Artikel 14 Aanpassing tarieven
De subsidieverlener kan het tarief op basis waarvan de subsidieverlening tot stand is gekomen verlagen gedurende de looptijd van de subsidie. Subsidieverlener voert, hieraan voorafgaand, overleg met de Subsidieontvanger. Nadrukkelijk zal hierbij in overweging genomen worden dat de noodzakelijke bezuiniging ook op hoeveelheid, duur en type zorg gerealiseerd kan worden. Het eventuele aangepaste tarief kan in de subsidievaststelling worden meegenomen.
De Raad heeft de bevoegdheid een review te laten uitvoeren op de door de accountant van de subsidieontvanger verrichte werkzaamheden. Daarnaast kan het college nadere regels stellen over de reikwijdte en intensiteit van de accountantscontrole. De subsidieontvanger draagt er zorg voor dat zijn accountant hiermee instemt.
Artikel 16 Vermogensvorming en tekorten
De egalisatiereserve als bedoeld in artikel 4:72 van de Awb die de subsidieontvanger vormt bedraagt niet meer dan 10% van het vastgestelde boekjaarsubsidiebedrag over hetzelfde subsidiejaar. Indien deze egalisatiereserve negatief komt te staan, wordt het meerdere bij de vaststelling voor het betreffende boekjaar afgetrokken.
Bij de bepaling van de hoogte van de vergoeding wordt uitgegaan van de waarde van de eigendommen en andere vermogensbestanddelen op het tijdstip waarop de vergoeding verschuldigd wordt, met dien verstande dat bij verlies of beschadiging of beschadiging van eigendommen wordt uitgegaan van het bedrag, dat als schadevergoeding door de subsidieontvanger is ontvangen. Indien het onroerende zaken betreft, geschiedt de waardebepaling door één of meerdere onafhankelijke deskundigen.
Indien de activiteiten van de subsidieontvanger met toestemming van het college door een andere rechtspersoon worden voortgezet en de activa en passiva tegen boekwaarde aan de ander in eigendom worden overgedragen, is de subsidieontvanger hiervoor in afwijking van het tweede lid geen vergoeding verschuldigd.

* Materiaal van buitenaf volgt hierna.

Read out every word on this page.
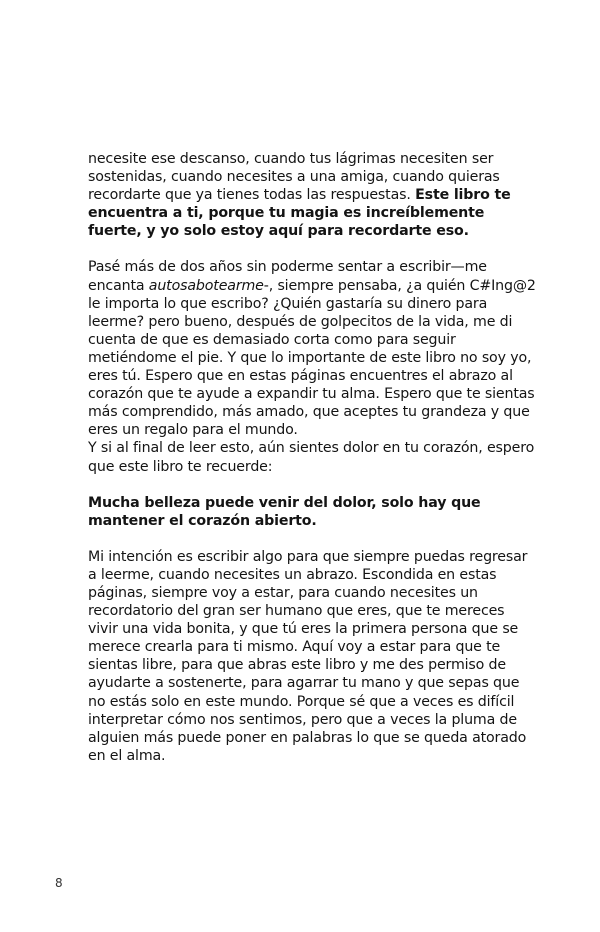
necesite ese descanso, cuando tus lágrimas necesiten ser sostenidas, cuando necesites a una amiga, cuando quieras recordarte que ya tienes todas las respuestas. Este libro te encuentra a ti, porque tu magia es increíblemente fuerte, y yo solo estoy aquí para recordarte eso.

Pasé más de dos años sin poderme sentar a escribir—me encanta autosabotearme-, siempre pensaba, ¿a quién C#Ing@2 le importa lo que escribo? ¿Quién gastaría su dinero para leerme? pero bueno, después de golpecitos de la vida, me di cuenta de que es demasiado corta como para seguir metiéndome el pie. Y que lo importante de este libro no soy yo, eres tú. Espero que en estas páginas encuentres el abrazo al corazón que te ayude a expandir tu alma. Espero que te sientas más comprendido, más amado, que aceptes tu grandeza y que eres un regalo para el mundo.

Y si al final de leer esto, aún sientes dolor en tu corazón, espero que este libro te recuerde:

Mucha belleza puede venir del dolor, solo hay que mantener el corazón abierto.

Mi intención es escribir algo para que siempre puedas regresar a leerme, cuando necesites un abrazo. Escondida en estas páginas, siempre voy a estar, para cuando necesites un recordatorio del gran ser humano que eres, que te mereces vivir una vida bonita, y que tú eres la primera persona que se merece crearla para ti mismo. Aquí voy a estar para que te sientas libre, para que abras este libro y me des permiso de ayudarte a sostenerte, para agarrar tu mano y que sepas que no estás solo en este mundo. Porque sé que a veces es difícil interpretar cómo nos sentimos, pero que a veces la pluma de alguien más puede poner en palabras lo que se queda atorado en el alma.

8
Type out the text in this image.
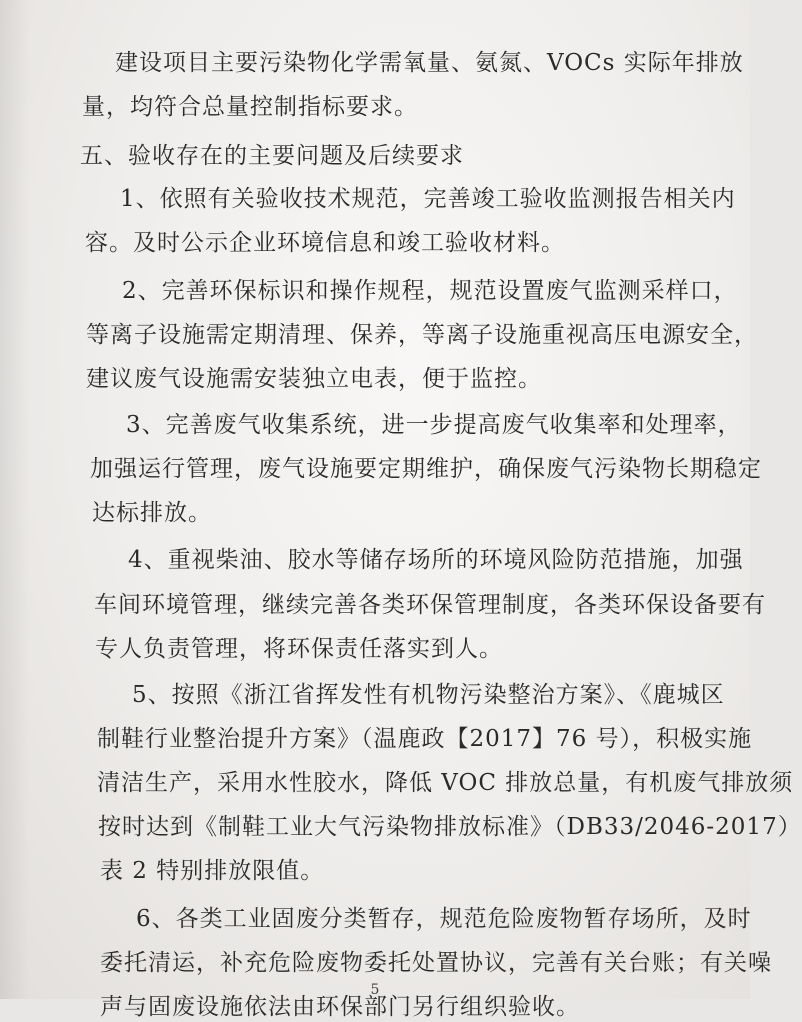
建设项目主要污染物化学需氧量、氨氮、VOCs 实际年排放
量，均符合总量控制指标要求。
五、验收存在的主要问题及后续要求
1、依照有关验收技术规范，完善竣工验收监测报告相关内
容。及时公示企业环境信息和竣工验收材料。
2、完善环保标识和操作规程，规范设置废气监测采样口，
等离子设施需定期清理、保养，等离子设施重视高压电源安全，
建议废气设施需安装独立电表，便于监控。
3、完善废气收集系统，进一步提高废气收集率和处理率，
加强运行管理，废气设施要定期维护，确保废气污染物长期稳定
达标排放。
4、重视柴油、胶水等储存场所的环境风险防范措施，加强
车间环境管理，继续完善各类环保管理制度，各类环保设备要有
专人负责管理，将环保责任落实到人。
5、按照《浙江省挥发性有机物污染整治方案》、《鹿城区
制鞋行业整治提升方案》（温鹿政【2017】76 号），积极实施
清洁生产，采用水性胶水，降低 VOC 排放总量，有机废气排放须
按时达到《制鞋工业大气污染物排放标准》（DB33/2046-2017）
表 2 特别排放限值。
6、各类工业固废分类暂存，规范危险废物暂存场所，及时
委托清运，补充危险废物委托处置协议，完善有关台账；有关噪
声与固废设施依法由环保部门另行组织验收。
5
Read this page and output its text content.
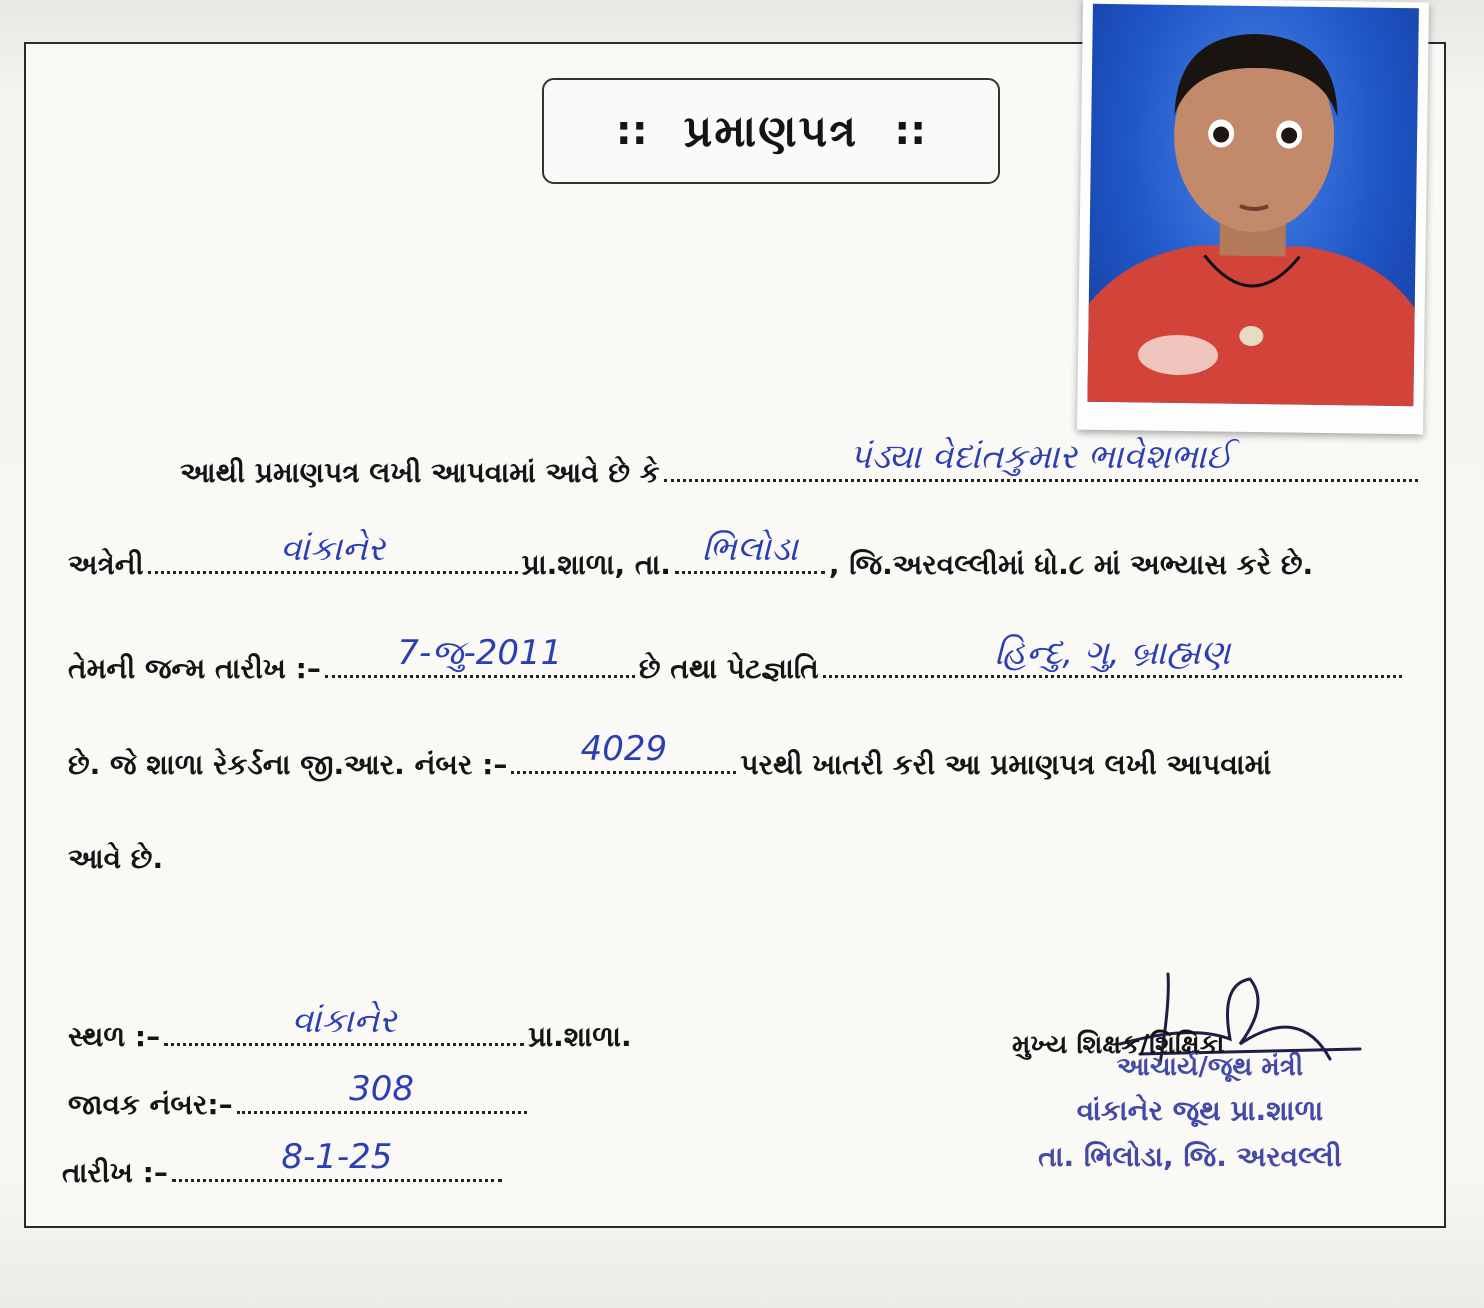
:: પ્રમાણપત્ર ::
આથી પ્રમાણપત્ર લખી આપવામાં આવે છે કે	પંડ્યા વેદાંતકુમાર ભાવેશભાઈ
અત્રેની	વાંકાનેર	પ્રા.શાળા, તા. ભિલોડા	, જિ.અરવલ્લીમાં ધો.૮ માં અભ્યાસ કરે છે.
તેમની જન્મ તારીખ :–	7-જુ-2011	છે તથા પેટજ્ઞાતિ	હિન્દુ, ગુ, બ્રાહ્મણ
છે. જે શાળા રેકર્ડના જી.આર. નંબર :–	4029	પરથી ખાતરી કરી આ પ્રમાણપત્ર લખી આપવામાં
આવે છે.
સ્થળ :–	વાંકાનેર	પ્રા.શાળા.
જાવક નંબર:–	308
તારીખ :–	8-1-25
મુખ્ય શિક્ષક/શિક્ષિકા
આચાર્ય/જૂથ મંત્રી
વાંકાનેર જૂથ પ્રા.શાળા
તા. ભિલોડા, જિ. અરવલ્લી
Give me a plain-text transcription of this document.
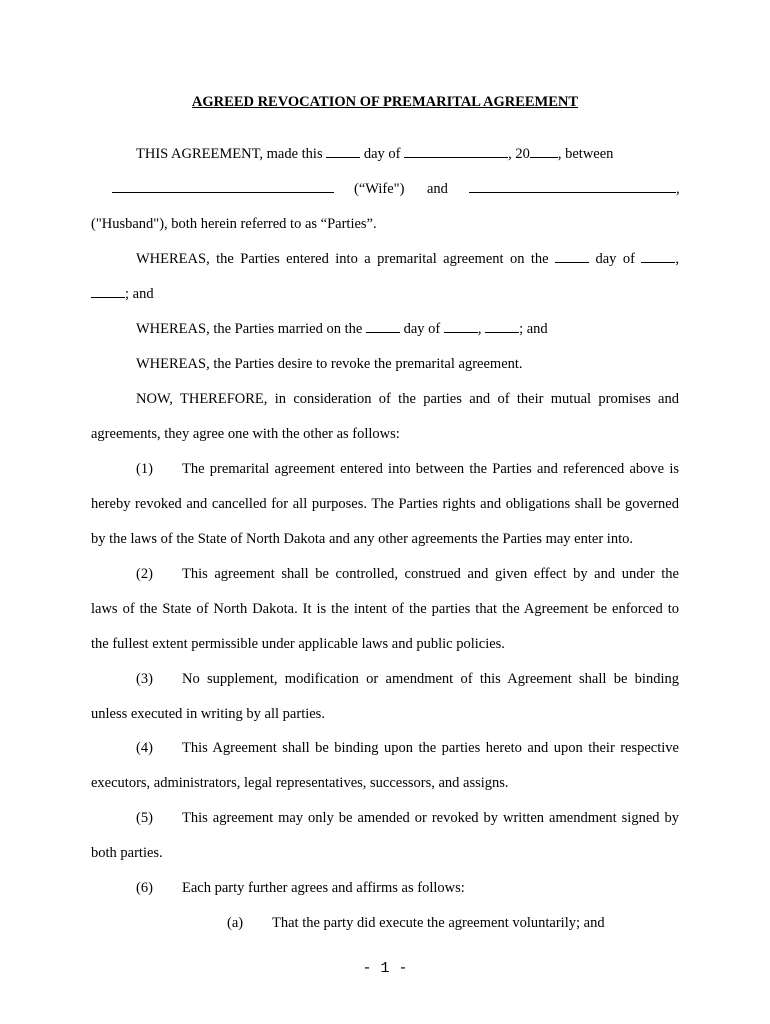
AGREED REVOCATION OF PREMARITAL AGREEMENT
THIS AGREEMENT, made this	day of	, 20 , between
(“Wife") and	,
("Husband"), both herein referred to as “Parties”.
WHEREAS, the Parties entered into a premarital agreement on the	day of	,
; and
WHEREAS, the Parties married on the	day of	,	; and
WHEREAS, the Parties desire to revoke the premarital agreement.
NOW, THEREFORE, in consideration of the parties and of their mutual promises and
agreements, they agree one with the other as follows:
(1) The premarital agreement entered into between the Parties and referenced above is
hereby revoked and cancelled for all purposes. The Parties rights and obligations shall be governed
by the laws of the State of North Dakota and any other agreements the Parties may enter into.
(2) This agreement shall be controlled, construed and given effect by and under the
laws of the State of North Dakota. It is the intent of the parties that the Agreement be enforced to
the fullest extent permissible under applicable laws and public policies.
(3) No supplement, modification or amendment of this Agreement shall be binding
unless executed in writing by all parties.
(4) This Agreement shall be binding upon the parties hereto and upon their respective
executors, administrators, legal representatives, successors, and assigns.
(5) This agreement may only be amended or revoked by written amendment signed by
both parties.
(6) Each party further agrees and affirms as follows:
(a) That the party did execute the agreement voluntarily; and
- 1 -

Het college kan, in bijzondere gevallen, een artikel of artikelen van deze verordening buiten toepassing laten of daarvan afwijken, met uitzondering van artikel 1. 2. 3 en 8 voor zover toepassing gelet op het belang van de aanvrager of subsidieontvanger leidt tot onbillijkheid van overwegende aard. Het van toepassing verklaren van dit artikel wordt gemotiveerd in het besluit en hiervan wordt periodiek verslag gedaan aan de raad.
Artikel 18 Toezicht en naleving
Het college heeft de bevoegdheid ambtenaren of derden-deskundigen aan te wijzen, die belast zijn met het toezicht op naleving van de bij of krachtens deze verordening vastgestelde voorschriften.